From my experience, I've deoupled code and then never taken advantage of the additional flexibility about as often as I've left code coupled and then had to go back and change it later. I'm not sure if that means I'm well-balanced or equally broken in both directions.
YAGNI is a rule of thumb (not a religion). Decoupling is more or less a technique (also not a religion). So they're not really related, nor do they contradict each other.
YAGNI is about pragmatism. Assume you don't need something, until you do.
Usually assuming YAGNI results in decoupling. If you don't apply that knife at all, you end up assuming that you need to have classes that know all about each other's behavior before you have demonstrated that to be true.
"Decouple" (or "loosely couple") is a verb, so it requires work. YAGNI is a presumption, for which you adjust when you find that it's no longer true.
I'd say they don't. Decoupling is about reducing unnecessary dependencies within code and tightening up accesses through clean, well-defined interfaces. "You ain't gonna need it" is a useful principle which generally advises against over-extensibility and overly broad architecture of a solution where there's no obvious and current use case.
The practical upshot of these is that you have a system where it's much easier to refactor and maintain individual components without inadvertently causing a ripple effect across the entire application, and where there are no unnecessarily complicated aspects to the design - it's as simple as is required to meet the current requirements.

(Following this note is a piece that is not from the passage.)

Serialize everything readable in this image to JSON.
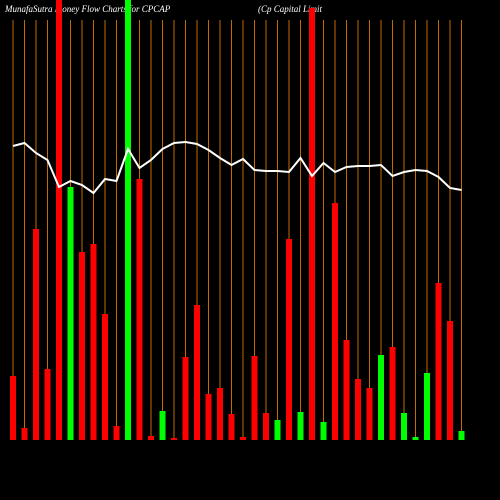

I (almost) always decouple. Every time I did this I found it useful, and (almost) every time I didn't I had to do it later. I've also found it a good way to decrease the number of bugs.

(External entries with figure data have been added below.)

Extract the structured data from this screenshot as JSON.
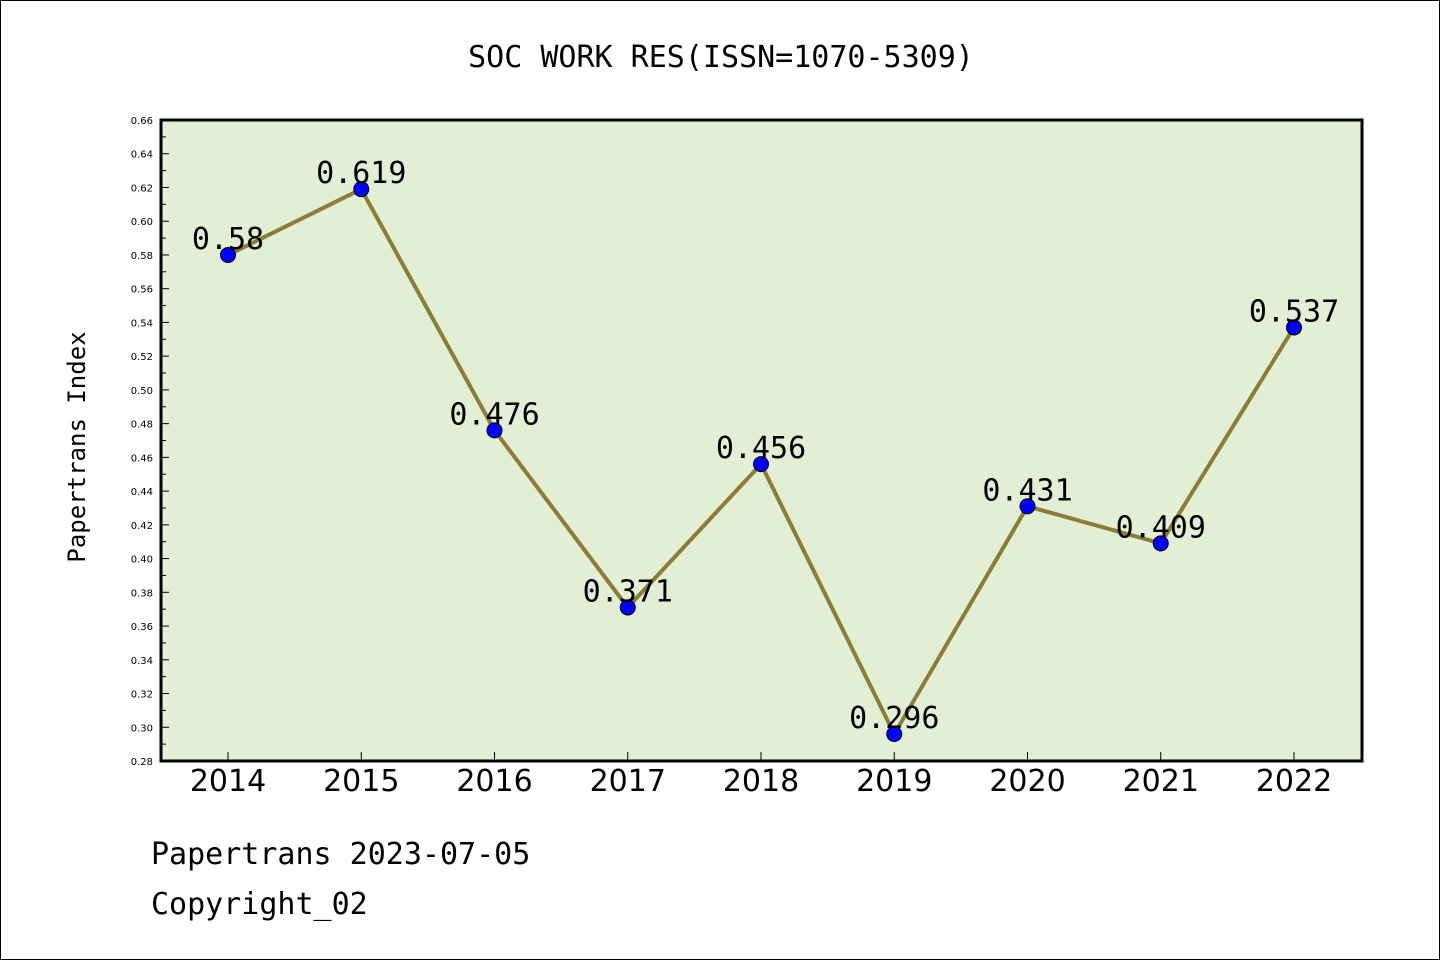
{
  "chart_data": {
    "type": "line",
    "title": "SOC WORK RES(ISSN=1070-5309)",
    "xlabel": "",
    "ylabel": "Papertrans Index",
    "categories": [
      "2014",
      "2015",
      "2016",
      "2017",
      "2018",
      "2019",
      "2020",
      "2021",
      "2022"
    ],
    "series": [
      {
        "values": [
          0.58,
          0.619,
          0.476,
          0.371,
          0.456,
          0.296,
          0.431,
          0.409,
          0.537
        ]
      }
    ],
    "data_labels": [
      "0.58",
      "0.619",
      "0.476",
      "0.371",
      "0.456",
      "0.296",
      "0.431",
      "0.409",
      "0.537"
    ],
    "ylim": [
      0.28,
      0.66
    ],
    "yticks": [
      "0.28",
      "0.30",
      "0.32",
      "0.34",
      "0.36",
      "0.38",
      "0.40",
      "0.42",
      "0.44",
      "0.46",
      "0.48",
      "0.50",
      "0.52",
      "0.54",
      "0.56",
      "0.58",
      "0.60",
      "0.62",
      "0.64",
      "0.66"
    ],
    "grid": false,
    "legend": "none",
    "colors": {
      "plot_background": "#e2efd5",
      "line": "#8b7d37",
      "marker": "#0000ff"
    }
  },
  "footer": {
    "line1": "Papertrans 2023-07-05",
    "line2": "Copyright_02"
  }
}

Decoupling for the sake of decoupling can be bad.
Building testable components is very important though.
The hard part of the story is to know when and how much decoupling you need.

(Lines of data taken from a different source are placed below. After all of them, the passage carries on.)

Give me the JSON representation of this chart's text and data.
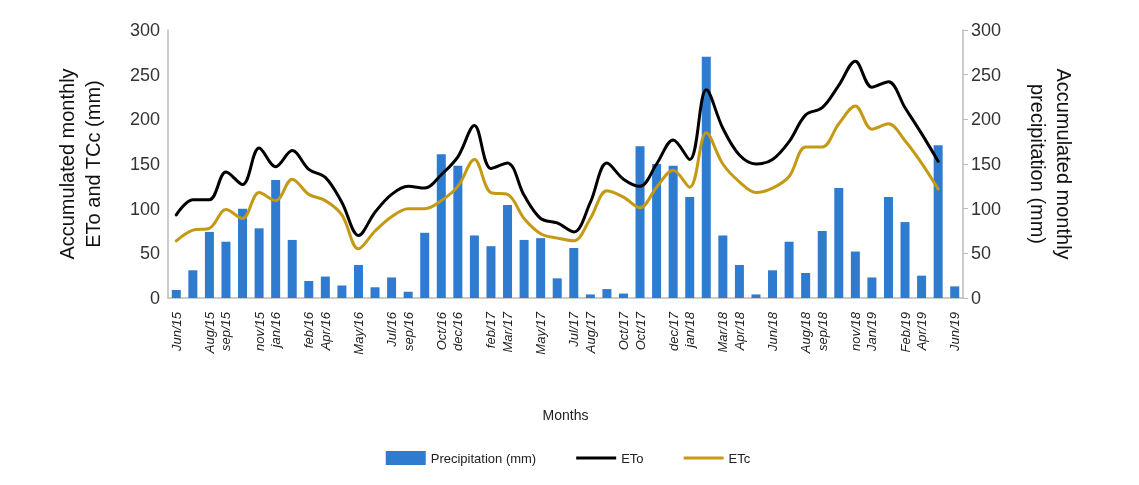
{
  "chart_data": {
    "type": "bar",
    "xlabel": "Months",
    "ylabel": "Accumulated monthly ETo and TCc (mm)",
    "y2label": "Accumulated monthly precipitation (mm)",
    "categories": [
      "Jun/15",
      null,
      "Aug/15",
      "sep/15",
      null,
      "nov/15",
      "jan/16",
      null,
      "feb/16",
      "Apr/16",
      null,
      "May/16",
      null,
      "Jul/16",
      "sep/16",
      null,
      "Oct/16",
      "dec/16",
      null,
      "feb/17",
      "Mar/17",
      null,
      "May/17",
      null,
      "Jul/17",
      "Aug/17",
      null,
      "Oct/17",
      "Oct/17",
      null,
      "dec/17",
      "jan/18",
      null,
      "Mar/18",
      "Apr/18",
      null,
      "Jun/18",
      null,
      "Aug/18",
      "sep/18",
      null,
      "nov/18",
      "Jan/19",
      null,
      "Feb/19",
      "Apr/19",
      null,
      "Jun/19"
    ],
    "series": [
      {
        "name": "Precipitation (mm)",
        "axis": "y2",
        "color": "#2e7bcf",
        "values": [
          9,
          31,
          74,
          63,
          100,
          78,
          132,
          65,
          19,
          24,
          14,
          37,
          12,
          23,
          7,
          73,
          161,
          148,
          70,
          58,
          104,
          65,
          67,
          22,
          56,
          4,
          10,
          5,
          170,
          150,
          148,
          113,
          270,
          70,
          37,
          4,
          31,
          63,
          28,
          75,
          123,
          52,
          23,
          113,
          85,
          25,
          171,
          13
        ]
      },
      {
        "name": "ETo",
        "type": "line",
        "color": "#000000",
        "values": [
          93,
          110,
          110,
          141,
          127,
          168,
          147,
          165,
          144,
          135,
          107,
          70,
          96,
          116,
          125,
          123,
          138,
          158,
          193,
          145,
          151,
          115,
          89,
          84,
          74,
          107,
          151,
          133,
          125,
          150,
          177,
          155,
          233,
          190,
          160,
          150,
          155,
          175,
          205,
          213,
          238,
          265,
          236,
          242,
          213,
          184,
          153,
          null
        ]
      },
      {
        "name": "ETc",
        "type": "line",
        "color": "#c49a14",
        "values": [
          64,
          76,
          78,
          99,
          89,
          118,
          109,
          133,
          116,
          109,
          93,
          55,
          75,
          91,
          100,
          100,
          109,
          125,
          155,
          118,
          116,
          89,
          72,
          67,
          64,
          89,
          120,
          113,
          101,
          124,
          143,
          124,
          185,
          150,
          130,
          118,
          123,
          136,
          169,
          169,
          195,
          215,
          189,
          195,
          176,
          151,
          122,
          null
        ]
      }
    ],
    "ylim": [
      0,
      300
    ],
    "yticks": [
      0,
      50,
      100,
      150,
      200,
      250,
      300
    ],
    "y2lim": [
      0,
      300
    ],
    "y2ticks": [
      0,
      50,
      100,
      150,
      200,
      250,
      300
    ],
    "legend": "bottom",
    "grid": false,
    "marker": "none"
  }
}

If "unit testing is a pain in the arse" then I would say that you do need it. Most of the time decoupling can be achieved with virtually zero cost as well, so why wouldn't you want to do it?
Furthermore, one of my biggest bugbears when working on a new codebase is having to decouple the code before I can start writing unit tests when the introduction of an interface somewhere or use of dependency injection could save alot of time
As your tag says, it's highly subjective. It rests entirely upon your own engineering wisdom to decide what you "ain't gonna need". You may need coupling in one case, but you won't in another. Who is to tell? You, of course.
For a decision so subjective, then, there cannot be a guideline to prescribe.
Well, YAGNI is little more than a bogus simplistic phrase people throw around. Decoupling, however, is a fairly well understood concept. YAGNI seems to imply that one is some sort of psychic. It's just programming by cliche, which is never a good idea. To be honest, there is a case to be made that YAGNI is probably not related to decoupling at all. Coupling is typically "quicker" and "who knows if you are you are going to need a decoupled solution; you aren't gonna change X component anyway!"
YAGNI the mess :) ... really, we don't need to have all the code mixed to go "faster".
The unit tests really help on feeling when it is coupled (given one understand well what is an unit test vs. other types of tests). If you instead do it with the "you can not separate components" mindset, you can easily get to add stuff that you ain't gonna need :)
I would say YAGNI comes in when you start twisting and changing logic all around beyond the actual usage scenarios the current implementation calls for. Lets say you have some code that uses a couple external payment providers that both work with redirects to an external site. It is ok to have a design that keeps everything clean, but I don't think it is ok to start thinking of providers that we don't know if will be ever supported that have plenty of different way of handling the integration and the related workflow.